Factors Affecting The Uninsured Rates in America

Lower-income Americans are less likely to have employer-sponsored insurance or be eligible for subsidized marketplace plans. People over 65 have the lowest uninsured rates, as Medicare, a governmental insurance program, mostly covers them. Nonelderly Americans without insurance dropped by 1.5 million between 2019 and 2021, reflecting improvements in Medicaid coverage and marketplace subsidies. However, some groups saw more modest reductions in their uninsured rates.

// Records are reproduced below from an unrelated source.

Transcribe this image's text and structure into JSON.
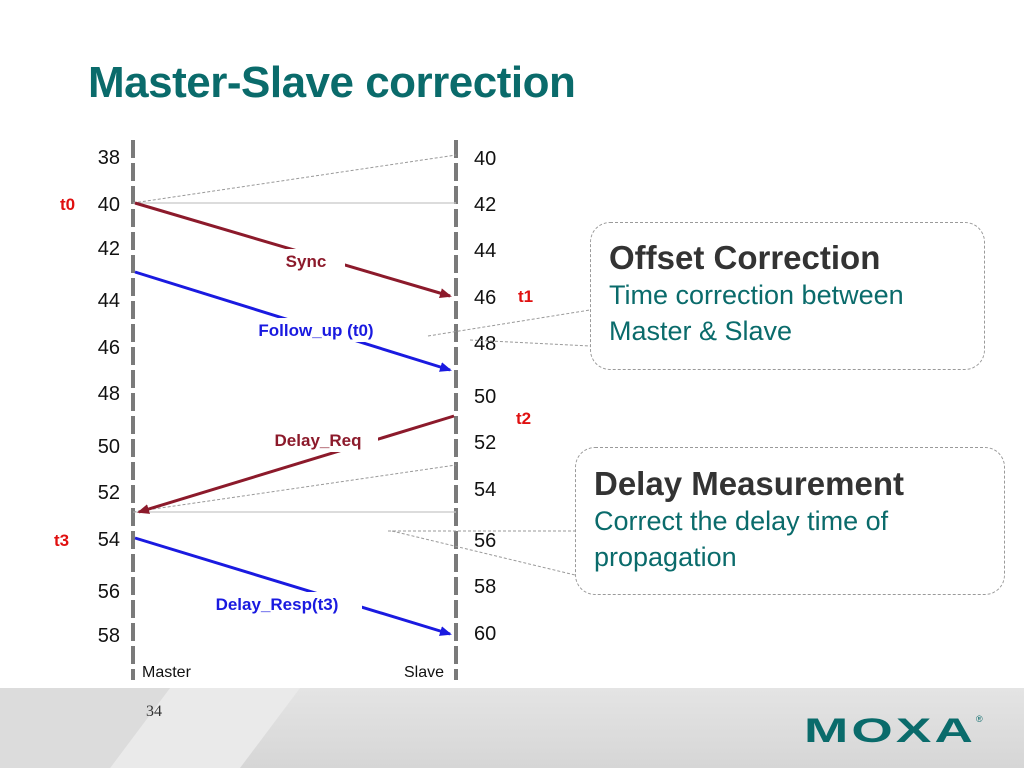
{
  "slide": {
    "title": "Master-Slave correction",
    "page_number": "34",
    "logo_text": "MOXA",
    "logo_mark": "®"
  },
  "diagram": {
    "master_label": "Master",
    "slave_label": "Slave",
    "master_ticks": [
      "38",
      "40",
      "42",
      "44",
      "46",
      "48",
      "50",
      "52",
      "54",
      "56",
      "58"
    ],
    "slave_ticks": [
      "40",
      "42",
      "44",
      "46",
      "48",
      "50",
      "52",
      "54",
      "56",
      "58",
      "60"
    ],
    "time_markers": {
      "t0": "t0",
      "t1": "t1",
      "t2": "t2",
      "t3": "t3"
    },
    "messages": [
      {
        "id": "sync",
        "label": "Sync",
        "direction": "master-to-slave",
        "from_time": "40",
        "to_time": "46",
        "color": "#8c1a2b"
      },
      {
        "id": "follow-up",
        "label": "Follow_up (t0)",
        "direction": "master-to-slave",
        "color": "#1a1ae0"
      },
      {
        "id": "delay-req",
        "label": "Delay_Req",
        "direction": "slave-to-master",
        "color": "#8c1a2b"
      },
      {
        "id": "delay-resp",
        "label": "Delay_Resp(t3)",
        "direction": "master-to-slave",
        "color": "#1a1ae0"
      }
    ]
  },
  "callouts": {
    "offset": {
      "heading": "Offset Correction",
      "lines": [
        "Time correction between",
        "Master & Slave"
      ]
    },
    "delay": {
      "heading": "Delay Measurement",
      "lines": [
        "Correct the delay time of",
        "propagation"
      ]
    }
  },
  "colors": {
    "title": "#0a6b6b",
    "marker_red": "#e01010",
    "sync_red": "#8c1a2b",
    "follow_blue": "#1a1ae0",
    "logo": "#0a6b6b"
  }
}
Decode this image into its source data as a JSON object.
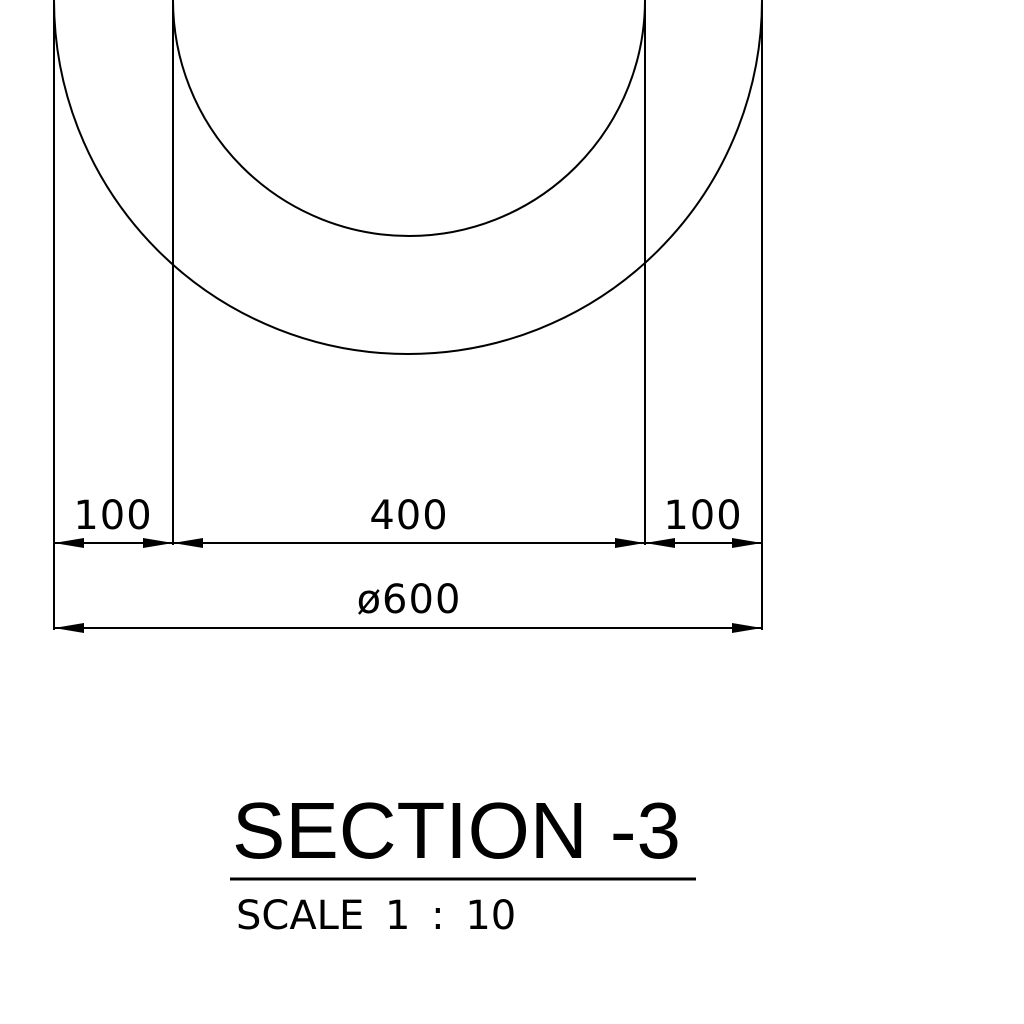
{
  "dimensions": {
    "left_wall": "100",
    "inner": "400",
    "right_wall": "100",
    "outer": "ø600"
  },
  "title": {
    "section": "SECTION -3",
    "scale": "SCALE 1 : 10"
  }
}
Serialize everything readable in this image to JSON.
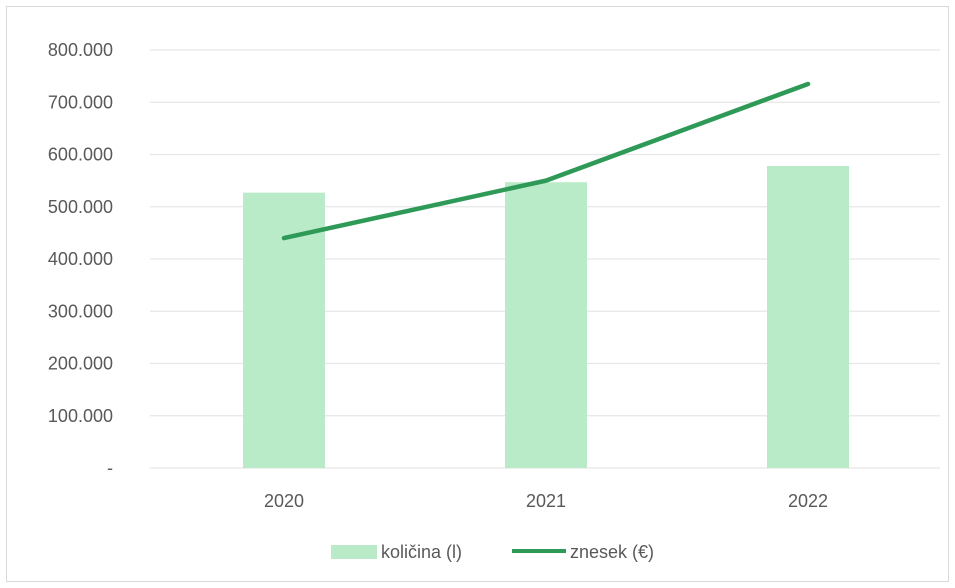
{
  "chart_data": {
    "type": "bar",
    "categories": [
      "2020",
      "2021",
      "2022"
    ],
    "series": [
      {
        "name": "količina (l)",
        "kind": "bar",
        "color": "#b9ebc9",
        "values": [
          527000,
          547000,
          578000
        ]
      },
      {
        "name": "znesek (€)",
        "kind": "line",
        "color": "#2f9a57",
        "values": [
          440000,
          550000,
          735000
        ]
      }
    ],
    "y_ticks": [
      "-",
      "100.000",
      "200.000",
      "300.000",
      "400.000",
      "500.000",
      "600.000",
      "700.000",
      "800.000"
    ],
    "ylim": [
      0,
      800000
    ],
    "grid": true,
    "legend_position": "bottom",
    "gridline_color": "#e6e6e6"
  }
}
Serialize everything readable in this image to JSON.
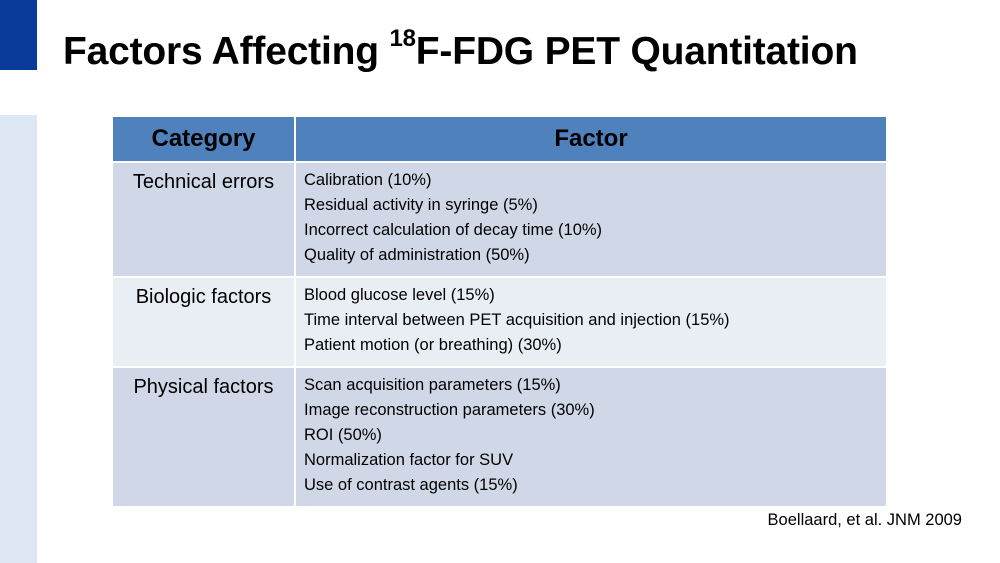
{
  "title": {
    "prefix": "Factors Affecting ",
    "superscript": "18",
    "suffix": "F-FDG PET Quantitation"
  },
  "table": {
    "headers": [
      "Category",
      "Factor"
    ],
    "rows": [
      {
        "category": "Technical errors",
        "factors": [
          "Calibration (10%)",
          "Residual activity in syringe (5%)",
          "Incorrect calculation of decay time (10%)",
          "Quality of administration (50%)"
        ]
      },
      {
        "category": "Biologic factors",
        "factors": [
          "Blood glucose level (15%)",
          "Time interval between PET acquisition and injection (15%)",
          "Patient motion (or breathing) (30%)"
        ]
      },
      {
        "category": "Physical factors",
        "factors": [
          "Scan acquisition parameters (15%)",
          "Image reconstruction parameters (30%)",
          "ROI (50%)",
          "Normalization factor for SUV",
          "Use of contrast agents (15%)"
        ]
      }
    ]
  },
  "citation": "Boellaard, et al. JNM 2009",
  "colors": {
    "header_bg": "#4f81bd",
    "row_dark": "#d0d8e8",
    "row_light": "#e9edf4",
    "accent_dark": "#0b3a9a",
    "accent_light": "#dde8f4"
  }
}
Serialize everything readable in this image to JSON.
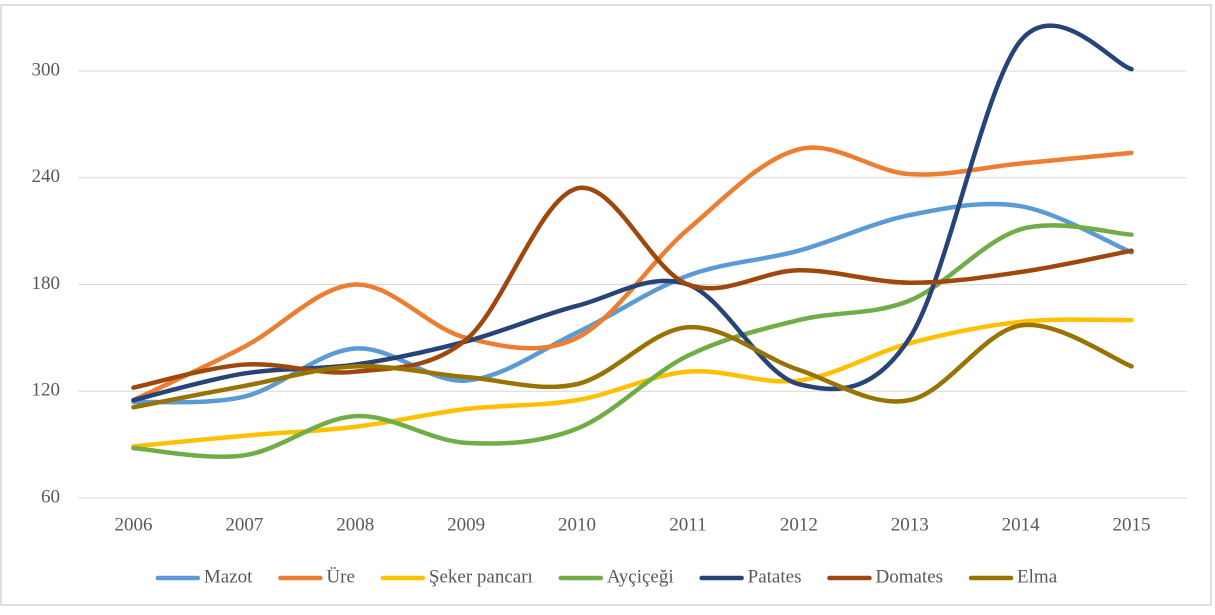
{
  "chart_data": {
    "type": "line",
    "categories": [
      "2006",
      "2007",
      "2008",
      "2009",
      "2010",
      "2011",
      "2012",
      "2013",
      "2014",
      "2015"
    ],
    "series": [
      {
        "name": "Mazot",
        "color": "#5b9bd5",
        "values": [
          114,
          117,
          144,
          126,
          153,
          185,
          199,
          219,
          224,
          198
        ]
      },
      {
        "name": "Üre",
        "color": "#ed7d31",
        "values": [
          115,
          145,
          180,
          150,
          150,
          211,
          256,
          242,
          248,
          254
        ]
      },
      {
        "name": "Şeker pancarı",
        "color": "#ffc000",
        "values": [
          89,
          95,
          100,
          110,
          115,
          131,
          126,
          147,
          159,
          160
        ]
      },
      {
        "name": "Ayçiçeği",
        "color": "#70ad47",
        "values": [
          88,
          84,
          106,
          91,
          99,
          140,
          160,
          171,
          211,
          208
        ]
      },
      {
        "name": "Patates",
        "color": "#264478",
        "values": [
          115,
          130,
          135,
          148,
          168,
          180,
          124,
          150,
          317,
          301
        ]
      },
      {
        "name": "Domates",
        "color": "#9e480e",
        "values": [
          122,
          135,
          131,
          149,
          234,
          180,
          188,
          181,
          187,
          199
        ]
      },
      {
        "name": "Elma",
        "color": "#997300",
        "values": [
          111,
          123,
          134,
          128,
          124,
          156,
          132,
          115,
          157,
          134
        ]
      }
    ],
    "ylim": [
      60,
      320
    ],
    "yticks": [
      60,
      120,
      180,
      240,
      300
    ],
    "grid": true,
    "legend": "bottom"
  }
}
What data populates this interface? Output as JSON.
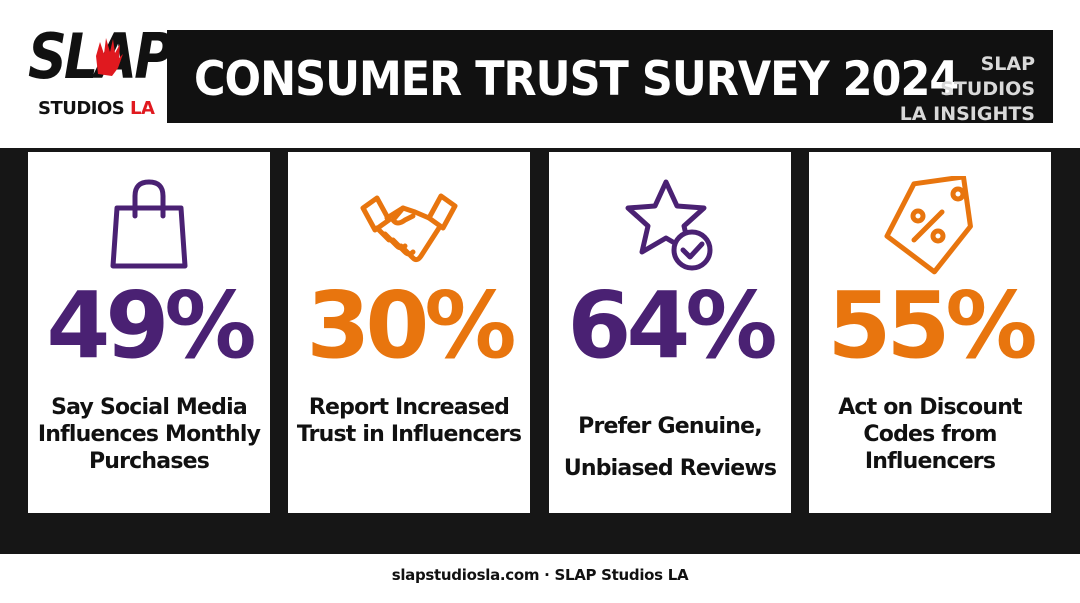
{
  "logo": {
    "word": "SLAP",
    "sub_main": "STUDIOS",
    "sub_accent": "LA"
  },
  "header": {
    "title": "CONSUMER TRUST SURVEY 2024",
    "brand_line1": "SLAP STUDIOS",
    "brand_line2": "LA INSIGHTS"
  },
  "stats": [
    {
      "icon": "shopping-bag-icon",
      "value": "49%",
      "label": "Say Social Media Influences Monthly Purchases",
      "color": "#4a2173"
    },
    {
      "icon": "handshake-icon",
      "value": "30%",
      "label": "Report Increased Trust in Influencers",
      "color": "#e8750e"
    },
    {
      "icon": "star-check-icon",
      "value": "64%",
      "label": "Prefer Genuine, Unbiased Reviews",
      "color": "#4a2173"
    },
    {
      "icon": "discount-tag-icon",
      "value": "55%",
      "label": "Act on Discount Codes from Influencers",
      "color": "#e8750e"
    }
  ],
  "footer": {
    "text": "slapstudiosla.com · SLAP Studios LA"
  },
  "colors": {
    "purple": "#4a2173",
    "orange": "#e8750e",
    "dark": "#111111",
    "logo_red": "#e0191f"
  }
}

Factors Influencing Uninsured Rates

In 2020, household income accounted for about half of the variation in uninsured rates among America’s 85 largest metropolitan statistical areas (MSAs). People with higher wages are more likely to be offered employment-based insurance coverage or to afford private insurance independently. Low-income people may be eligible for public insurance through their state, such as Medicaid or SCHIP. Six out of ten Americans who are uninsured are members of working families. Generally, wage earners are more likely to be offered employment-based coverage if they work in larger firms or in manufacturing or sales (“wholesale and retail trade”) than in agriculture, forestry, fishing and mining, or construction. The uninsured rate is lower for family members with higher levels of education, notably those who have completed at least some postsecondary education. However, the uninsured rate is still higher for those with no college education or working in low-income occupations. Rates vary further by urban area, as the likelihood of having access to employment-based insurance varies according to the demographic makeup of each community.


The share of the population that is uninsured Americans varies by state. Demographic, socioeconomic, and geographic factors influence this variation. Among wage earners, the most important factor influencing coverage status is employment. Individuals with higher wages are more likely to have employment-based health insurance, and the likelihood of having that coverage increases as a family’s income level rises. Wage earners with fewer jobs are more likely to be uninsured, and those in small firms (less than 100 employees) have particularly low take-up rates. Marital status also influences the opportunity for individuals to obtain employment-based health insurance, with lower take-up rates among married women than men. The percentage of uninsured adults varies by age, race/ethnicity, and gender. In 2019, those identifying as uninsured reported that they had been so for reasons such as not needing or wanting coverage, the process of signing up was too difficult or confusing, they could not find a plan that met their needs, or they had signed up for coverage, but it had not yet started.


Many low-income people have insurance through employment-based plans or the individual marketplace. In 2021, the uninsured rate declined for these families. This drop was mostly due to increases in Medicaid and non-group coverage that offset declines in employer-sponsored coverage during the pandemic. In addition to declining employment-based coverage, many working-age adults cited cost concerns as the primary reason for their lack of insurance. These individuals are typically in a family that earns too much to qualify for public assistance but too little to receive premium tax credits, making private insurance in the marketplace affordable. In communities with high levels of joblessness and poverty, many working-age adults are not offered employment-based coverage and remain uninsured. However, in neighborhoods with more stable labor markets, workers are more likely to be offered coverage and take it up. For example, in families with a primary wage earner who is offered employment-based coverage but declines it, 83 percent of those family members remain insured through other means, such as buying their insurance or obtaining public coverage. Moreover, the uninsured rate tends to be lower in metropolitan areas with large immigrant populations, where many residents have public insurance through refugee status.


Families with a wage worker with employment-based coverage are likelier to have health insurance. However, not all families have such an option. Full-time, permanent employment offers the best chance of obtaining and maintaining family health insurance, as does an annual income at or above the poverty level. Families with children are also more likely to have insurance since they are usually eligible for and enrolled in Medicaid and SCHIP. Regional variations in uninsurance rates are largely driven by differences in the labor force and employer characteristics, especially firm size and employment sector. For example, workers in large firms are twice as likely to be offered employment-based insurance as workers in small firms. Similarly, Hispanic family members of wage earners with job-based coverage are less than half as likely to be provided such coverage as non-Hispanic whites; when they decline such coverage, they are about as likely to purchase individual or public insurance but remain about as likely to be uninsured. For these reasons, the uninsurance rate for people of color is higher than for whites.

Coverage Options

Uninsured rates have dropped significantly since the COVID-19 pandemic, driven mainly by the expansion of Medicaid and private insurance options offered through marketplaces. The declines in the uninsured rate also reflect a counter-cyclical design of Medicaid that allows individuals to stay on their plans even when they lose employment or other income. Despite these gains, many adults need more coverage. Cost remains a major factor in deciding not to obtain health insurance, particularly for Hispanic individuals, noncitizens, and those likely to face high prices in the individual market—including near-elderly adults. Over time, the share of uninsured nonelderly adults who report concerns about cost has increased. Affordable health insurance determines whether people get needed care, where they receive it, and how healthy they are. Without it, they are more likely to postpone or skip healthcare needs and delay treatments for chronic diseases and conditions. When they finally seek care, they are more likely to experience medical bills they cannot afford. It can strain relationships, finances, and communities.